Anisotropy in granular media: classical elasticity and directed force chain network

TL;DR

This paper develops a unified framework for analyzing stress responses in anisotropic granular layers, revealing that classical elastic models can produce two-peak responses with linear growth, contrasting with hyperbolic models.

Contribution

It introduces a formalism that encompasses both classical anisotropic elasticity and directed force chain networks, clarifying their response behaviors in granular media.

Findings

Two-peak response functions can occur in classical anisotropic elastic materials.

Peak widths grow linearly with layer height, indicating diffusive spreading.

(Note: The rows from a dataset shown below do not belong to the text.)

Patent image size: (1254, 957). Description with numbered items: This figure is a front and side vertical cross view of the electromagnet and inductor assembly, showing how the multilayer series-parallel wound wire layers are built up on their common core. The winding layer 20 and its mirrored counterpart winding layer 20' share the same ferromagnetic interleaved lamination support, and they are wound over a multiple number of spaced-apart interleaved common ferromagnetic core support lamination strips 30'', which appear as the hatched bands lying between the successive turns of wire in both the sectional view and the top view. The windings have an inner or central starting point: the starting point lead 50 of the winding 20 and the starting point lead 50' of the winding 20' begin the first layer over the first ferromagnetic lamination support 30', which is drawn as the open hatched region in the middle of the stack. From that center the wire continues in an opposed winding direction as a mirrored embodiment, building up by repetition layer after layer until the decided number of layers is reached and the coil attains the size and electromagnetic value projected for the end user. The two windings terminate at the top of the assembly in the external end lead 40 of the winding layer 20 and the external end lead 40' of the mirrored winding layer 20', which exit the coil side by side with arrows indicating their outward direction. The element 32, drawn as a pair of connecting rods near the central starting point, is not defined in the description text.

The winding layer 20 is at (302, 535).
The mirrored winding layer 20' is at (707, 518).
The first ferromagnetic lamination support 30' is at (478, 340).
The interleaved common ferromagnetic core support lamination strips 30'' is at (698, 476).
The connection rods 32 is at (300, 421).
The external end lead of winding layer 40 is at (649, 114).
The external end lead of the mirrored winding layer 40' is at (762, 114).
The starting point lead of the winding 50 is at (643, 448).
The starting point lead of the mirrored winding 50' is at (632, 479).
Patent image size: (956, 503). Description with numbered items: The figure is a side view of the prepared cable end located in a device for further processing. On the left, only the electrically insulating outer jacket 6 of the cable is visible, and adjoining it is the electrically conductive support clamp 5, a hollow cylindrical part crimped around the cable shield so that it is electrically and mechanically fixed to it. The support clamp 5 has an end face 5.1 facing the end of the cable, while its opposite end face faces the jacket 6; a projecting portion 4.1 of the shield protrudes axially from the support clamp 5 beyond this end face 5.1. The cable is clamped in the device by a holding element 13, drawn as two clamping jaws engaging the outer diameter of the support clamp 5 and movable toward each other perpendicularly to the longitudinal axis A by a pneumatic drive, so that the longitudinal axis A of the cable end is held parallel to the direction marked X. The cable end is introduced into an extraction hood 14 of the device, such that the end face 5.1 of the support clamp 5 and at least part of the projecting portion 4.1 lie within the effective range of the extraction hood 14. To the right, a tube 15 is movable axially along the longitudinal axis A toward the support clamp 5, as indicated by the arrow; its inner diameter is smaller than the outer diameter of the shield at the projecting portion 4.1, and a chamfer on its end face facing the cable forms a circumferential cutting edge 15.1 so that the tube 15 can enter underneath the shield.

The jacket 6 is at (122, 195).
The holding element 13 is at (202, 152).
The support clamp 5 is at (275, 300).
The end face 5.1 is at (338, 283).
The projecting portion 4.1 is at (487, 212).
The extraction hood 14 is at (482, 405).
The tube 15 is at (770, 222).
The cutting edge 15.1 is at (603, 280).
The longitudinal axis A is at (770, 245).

Directed force chain networks studied are in the elliptic regime, not hyperbolic.

Abstract

A general approach is presented for understanding the stress response function in anisotropic granular layers in two dimensions. The formalism accommodates both classical anisotropic elasticity theory and linear theories of anisotropic directed force chain networks. Perhaps surprisingly, two-peak response functions can occur even for classical, anisotropic elastic materials, such as triangular networks of springs with different stiffnesses. In such cases, the peak widths grow linearly with the height of the layer, contrary to the diffusive spreading found in `stress-only' hyperbolic models. In principle, directed force chain networks can exhibit the two-peak, diffusively spreading response function of hyperbolic models, but all models in a particular class studied here are found to be in the elliptic regime.